Cumhurbaşkanının sık sık faiz aleyhinde yaptığı açıklamaları, muhalefetin de bu açıklamaların icraatla ifade edilmesi ile anlam kazanacağı, aksi taktirde sözde kalacağı yönündeki haklı eleştirileri; iş adamlarının ve sanayicilerin faizlerin kendilerini bitirdiği yönündeki açıklamaları, henüz az da olsa din adamları tarafından faize karşı sistemsel itirazları, sol kesimin bu konuda faizin kaldırılmasına yönelik talepleri, Faize karşı bir Kuvayı Milliye ruhunu oluşturmuştur.
Bu ruhun bütün milletimize sirayet etmesini temenni ediyoruz. Bu farkındalık bizi zorunlu olarak yeni bir model arayışına itecektir. Mevcut uygulamada olan para kredi sisteminin millileştirilmesi, üretime endeksli olarak mizanda ve ölçüde bir denkliğin korunması şarttır.
Güçlü bir ekonominin tabanda zemin bulması için, para üretimini faizden kopartılması, milli refah düzeyimizin artmasını sağlayacaktır. Para üretim modelinin nasıl yeniden yapılanacağı konusunda küresel finans sisteminin kripto paralarla başlattığı süreç, bu sürecin alt yapısını oluşturan blockchain teknolojisi kendi içinde büyük bir tehlike taşımaktadır.

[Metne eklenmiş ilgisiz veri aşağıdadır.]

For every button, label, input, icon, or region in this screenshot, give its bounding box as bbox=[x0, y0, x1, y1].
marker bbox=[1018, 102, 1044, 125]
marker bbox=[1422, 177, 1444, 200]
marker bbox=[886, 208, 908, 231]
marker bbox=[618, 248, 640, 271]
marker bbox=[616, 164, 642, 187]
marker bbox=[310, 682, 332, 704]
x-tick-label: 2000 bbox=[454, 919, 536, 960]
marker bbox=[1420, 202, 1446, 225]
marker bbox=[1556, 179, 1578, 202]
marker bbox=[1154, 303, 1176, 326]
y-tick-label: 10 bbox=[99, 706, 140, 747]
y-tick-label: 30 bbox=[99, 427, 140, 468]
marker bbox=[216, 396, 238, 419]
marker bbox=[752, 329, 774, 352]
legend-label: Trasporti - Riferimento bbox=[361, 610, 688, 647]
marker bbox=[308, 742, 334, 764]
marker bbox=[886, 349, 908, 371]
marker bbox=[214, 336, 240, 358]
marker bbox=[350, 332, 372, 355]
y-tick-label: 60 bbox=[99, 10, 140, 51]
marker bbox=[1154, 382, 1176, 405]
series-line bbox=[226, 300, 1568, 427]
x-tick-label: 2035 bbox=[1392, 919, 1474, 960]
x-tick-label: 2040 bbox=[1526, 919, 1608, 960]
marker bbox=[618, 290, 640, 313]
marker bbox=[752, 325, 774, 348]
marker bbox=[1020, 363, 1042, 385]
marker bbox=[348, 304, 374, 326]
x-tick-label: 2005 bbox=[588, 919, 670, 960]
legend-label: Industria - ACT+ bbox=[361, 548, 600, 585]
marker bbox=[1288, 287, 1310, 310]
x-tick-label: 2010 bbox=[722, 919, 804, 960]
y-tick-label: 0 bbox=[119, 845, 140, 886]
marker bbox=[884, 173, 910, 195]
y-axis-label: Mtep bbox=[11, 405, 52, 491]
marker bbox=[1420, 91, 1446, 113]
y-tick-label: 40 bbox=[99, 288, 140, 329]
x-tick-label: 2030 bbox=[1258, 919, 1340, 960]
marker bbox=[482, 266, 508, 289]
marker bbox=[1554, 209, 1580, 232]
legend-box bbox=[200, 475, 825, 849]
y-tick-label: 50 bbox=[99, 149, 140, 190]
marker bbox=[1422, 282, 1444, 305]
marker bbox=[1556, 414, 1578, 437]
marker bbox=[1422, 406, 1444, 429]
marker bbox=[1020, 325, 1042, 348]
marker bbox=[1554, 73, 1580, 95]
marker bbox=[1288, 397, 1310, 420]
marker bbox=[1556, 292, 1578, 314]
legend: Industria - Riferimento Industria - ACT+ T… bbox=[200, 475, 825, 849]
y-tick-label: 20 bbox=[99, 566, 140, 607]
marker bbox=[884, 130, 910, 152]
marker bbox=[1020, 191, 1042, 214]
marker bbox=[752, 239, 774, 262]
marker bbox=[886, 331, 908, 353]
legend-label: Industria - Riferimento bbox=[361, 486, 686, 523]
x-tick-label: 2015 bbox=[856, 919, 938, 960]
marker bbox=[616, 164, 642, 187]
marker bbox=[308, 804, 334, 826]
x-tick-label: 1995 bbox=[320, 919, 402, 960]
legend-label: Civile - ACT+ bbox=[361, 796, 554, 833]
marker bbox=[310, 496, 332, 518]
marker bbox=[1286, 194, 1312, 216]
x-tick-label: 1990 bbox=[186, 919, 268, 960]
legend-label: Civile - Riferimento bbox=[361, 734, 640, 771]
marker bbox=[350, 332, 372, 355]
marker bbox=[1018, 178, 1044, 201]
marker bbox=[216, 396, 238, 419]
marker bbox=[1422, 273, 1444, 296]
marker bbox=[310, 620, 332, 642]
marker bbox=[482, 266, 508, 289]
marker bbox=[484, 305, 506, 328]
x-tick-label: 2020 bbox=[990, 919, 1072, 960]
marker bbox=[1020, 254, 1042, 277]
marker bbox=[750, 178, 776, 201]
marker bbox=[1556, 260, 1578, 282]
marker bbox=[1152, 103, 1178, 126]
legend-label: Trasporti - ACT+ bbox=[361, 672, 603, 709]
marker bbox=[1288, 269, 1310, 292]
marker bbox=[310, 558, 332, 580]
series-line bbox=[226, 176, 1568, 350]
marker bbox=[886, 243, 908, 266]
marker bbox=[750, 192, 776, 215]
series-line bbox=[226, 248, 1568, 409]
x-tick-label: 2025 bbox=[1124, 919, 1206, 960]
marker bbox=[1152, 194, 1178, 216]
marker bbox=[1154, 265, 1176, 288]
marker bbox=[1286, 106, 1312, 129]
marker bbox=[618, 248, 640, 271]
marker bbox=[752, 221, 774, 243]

Mevcut faizci finans yapısının işleticileri, milletin ve siyasilerin kendilerini fark ettiğini fark etmiş, hızlı bir şekilde yeni yapılanmasını dijital, elektronik, sanal finans sistemi üzerinden üzerinden sürdürmektedir.

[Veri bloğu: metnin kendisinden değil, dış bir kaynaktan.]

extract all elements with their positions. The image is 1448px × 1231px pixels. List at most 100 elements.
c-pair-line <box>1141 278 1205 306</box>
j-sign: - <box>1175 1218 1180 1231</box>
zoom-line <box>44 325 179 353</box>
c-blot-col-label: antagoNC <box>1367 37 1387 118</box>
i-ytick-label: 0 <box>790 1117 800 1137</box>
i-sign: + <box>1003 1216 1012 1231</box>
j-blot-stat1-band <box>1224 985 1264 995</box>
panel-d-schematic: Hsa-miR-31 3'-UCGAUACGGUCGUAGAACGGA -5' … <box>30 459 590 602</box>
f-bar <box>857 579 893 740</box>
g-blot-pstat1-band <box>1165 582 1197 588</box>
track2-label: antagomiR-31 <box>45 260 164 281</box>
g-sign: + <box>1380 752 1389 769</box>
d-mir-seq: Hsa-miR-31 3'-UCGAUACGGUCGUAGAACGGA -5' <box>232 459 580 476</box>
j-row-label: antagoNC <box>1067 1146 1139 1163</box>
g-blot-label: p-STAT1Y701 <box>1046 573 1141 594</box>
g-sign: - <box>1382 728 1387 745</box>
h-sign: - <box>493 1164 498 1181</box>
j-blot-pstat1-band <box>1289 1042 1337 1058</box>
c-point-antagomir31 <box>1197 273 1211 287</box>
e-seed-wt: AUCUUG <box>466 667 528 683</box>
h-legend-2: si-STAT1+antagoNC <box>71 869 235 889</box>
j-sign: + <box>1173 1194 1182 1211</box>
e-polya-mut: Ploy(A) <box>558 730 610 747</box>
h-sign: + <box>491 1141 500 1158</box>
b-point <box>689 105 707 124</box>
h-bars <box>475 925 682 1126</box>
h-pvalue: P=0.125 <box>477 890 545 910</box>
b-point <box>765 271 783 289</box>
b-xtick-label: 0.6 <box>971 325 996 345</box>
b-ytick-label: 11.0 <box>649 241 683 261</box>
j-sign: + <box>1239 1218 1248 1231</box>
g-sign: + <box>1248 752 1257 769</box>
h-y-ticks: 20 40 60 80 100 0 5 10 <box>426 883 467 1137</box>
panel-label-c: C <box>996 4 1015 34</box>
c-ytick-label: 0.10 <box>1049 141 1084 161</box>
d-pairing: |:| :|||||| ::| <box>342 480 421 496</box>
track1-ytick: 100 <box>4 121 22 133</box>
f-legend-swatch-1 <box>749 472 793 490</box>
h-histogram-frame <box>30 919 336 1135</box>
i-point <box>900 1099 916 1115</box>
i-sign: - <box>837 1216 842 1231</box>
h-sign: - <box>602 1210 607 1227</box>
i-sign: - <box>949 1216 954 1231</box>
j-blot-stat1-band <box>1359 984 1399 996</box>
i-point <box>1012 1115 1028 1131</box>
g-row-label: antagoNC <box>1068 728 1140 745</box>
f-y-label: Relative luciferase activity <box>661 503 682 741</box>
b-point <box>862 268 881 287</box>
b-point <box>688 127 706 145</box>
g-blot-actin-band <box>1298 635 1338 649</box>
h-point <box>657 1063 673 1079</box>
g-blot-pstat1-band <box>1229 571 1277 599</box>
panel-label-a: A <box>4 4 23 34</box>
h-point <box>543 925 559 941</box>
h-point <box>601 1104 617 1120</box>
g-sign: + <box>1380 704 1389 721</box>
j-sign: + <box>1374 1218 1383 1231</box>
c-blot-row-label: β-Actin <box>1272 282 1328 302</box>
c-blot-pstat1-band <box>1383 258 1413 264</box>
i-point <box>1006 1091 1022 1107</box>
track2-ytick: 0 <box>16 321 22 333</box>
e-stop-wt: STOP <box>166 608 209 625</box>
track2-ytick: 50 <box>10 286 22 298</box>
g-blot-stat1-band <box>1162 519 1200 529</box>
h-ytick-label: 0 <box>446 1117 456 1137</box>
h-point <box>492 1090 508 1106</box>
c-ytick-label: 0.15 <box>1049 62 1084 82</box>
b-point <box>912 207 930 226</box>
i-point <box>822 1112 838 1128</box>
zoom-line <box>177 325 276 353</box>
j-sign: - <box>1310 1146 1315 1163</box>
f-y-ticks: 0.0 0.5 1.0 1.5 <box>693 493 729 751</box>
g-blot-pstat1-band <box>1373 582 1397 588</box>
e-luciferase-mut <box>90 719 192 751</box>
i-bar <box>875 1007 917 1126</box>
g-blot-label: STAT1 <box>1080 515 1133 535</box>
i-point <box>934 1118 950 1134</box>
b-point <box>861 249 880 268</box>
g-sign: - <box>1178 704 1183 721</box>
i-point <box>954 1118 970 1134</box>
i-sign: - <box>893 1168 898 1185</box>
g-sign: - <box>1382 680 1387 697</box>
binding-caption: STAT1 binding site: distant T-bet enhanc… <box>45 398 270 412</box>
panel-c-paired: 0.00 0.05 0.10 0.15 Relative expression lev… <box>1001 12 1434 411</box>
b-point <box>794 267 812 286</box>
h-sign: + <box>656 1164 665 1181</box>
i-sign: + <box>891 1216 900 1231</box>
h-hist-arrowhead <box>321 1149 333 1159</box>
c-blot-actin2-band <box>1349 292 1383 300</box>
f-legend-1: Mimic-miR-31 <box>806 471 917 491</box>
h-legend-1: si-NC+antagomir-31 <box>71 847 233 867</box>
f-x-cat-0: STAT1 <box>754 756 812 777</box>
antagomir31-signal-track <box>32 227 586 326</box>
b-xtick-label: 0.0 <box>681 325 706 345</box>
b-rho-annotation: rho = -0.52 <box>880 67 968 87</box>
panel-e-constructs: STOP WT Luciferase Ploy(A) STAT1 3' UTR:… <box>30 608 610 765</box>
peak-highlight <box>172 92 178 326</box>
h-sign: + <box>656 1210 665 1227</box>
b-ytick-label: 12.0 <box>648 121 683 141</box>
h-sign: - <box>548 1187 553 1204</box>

Bu alanları hızla doldurmaları, tekrar bir 40-50 yıllık süreç içinde kurtuluş yolu olarak bunu sunma projelerindendir. Bu, sinsi biçimde kripto bürokrasisi eliyle yapılmaktadır. Milli istihbarat teşkilatımız bu konuda da milletin ve devletin aleyhinde çalışan bu dış bağımlı kriptoları milli bir güvenlik sorunu olarak algılayıp, gerekli çalışmaları devletin ve milletin iktisadi bekası için yapmalıdır.
Dünya finans sisteminin yapılanma sürecini takip ettiğinizde, tarihin kırılma noktaları olan büyük savaşlardan sonra, tüm dünya ticari olarak yeni bir finansal yapıya taşındığını görüyoruz. Sonuç bugün 60 kişinin geliri 3.5 milyar insanın gelirine eşittir.
Türkiye büyük savaşın çıkartılması istenilen coğrafyanın merkezindedir. Bankalar bu büyük savaş için Türkiyeyi zayıf düşürmek için çok yönlü olmakla beraber, faizleri tavan yaptırmıştır. 26 milyon haciz dosyası ile milleti bloke etmiştir. Bunun sebebi banka para kredi sisteminin tüm ekonomiyi kuşatmasının yüzündendir. Bankalar Kanunları kendi lehine çıkarttırıp avukat ordusu ile millete saldırmaktadır. Her yer haciz altındadır.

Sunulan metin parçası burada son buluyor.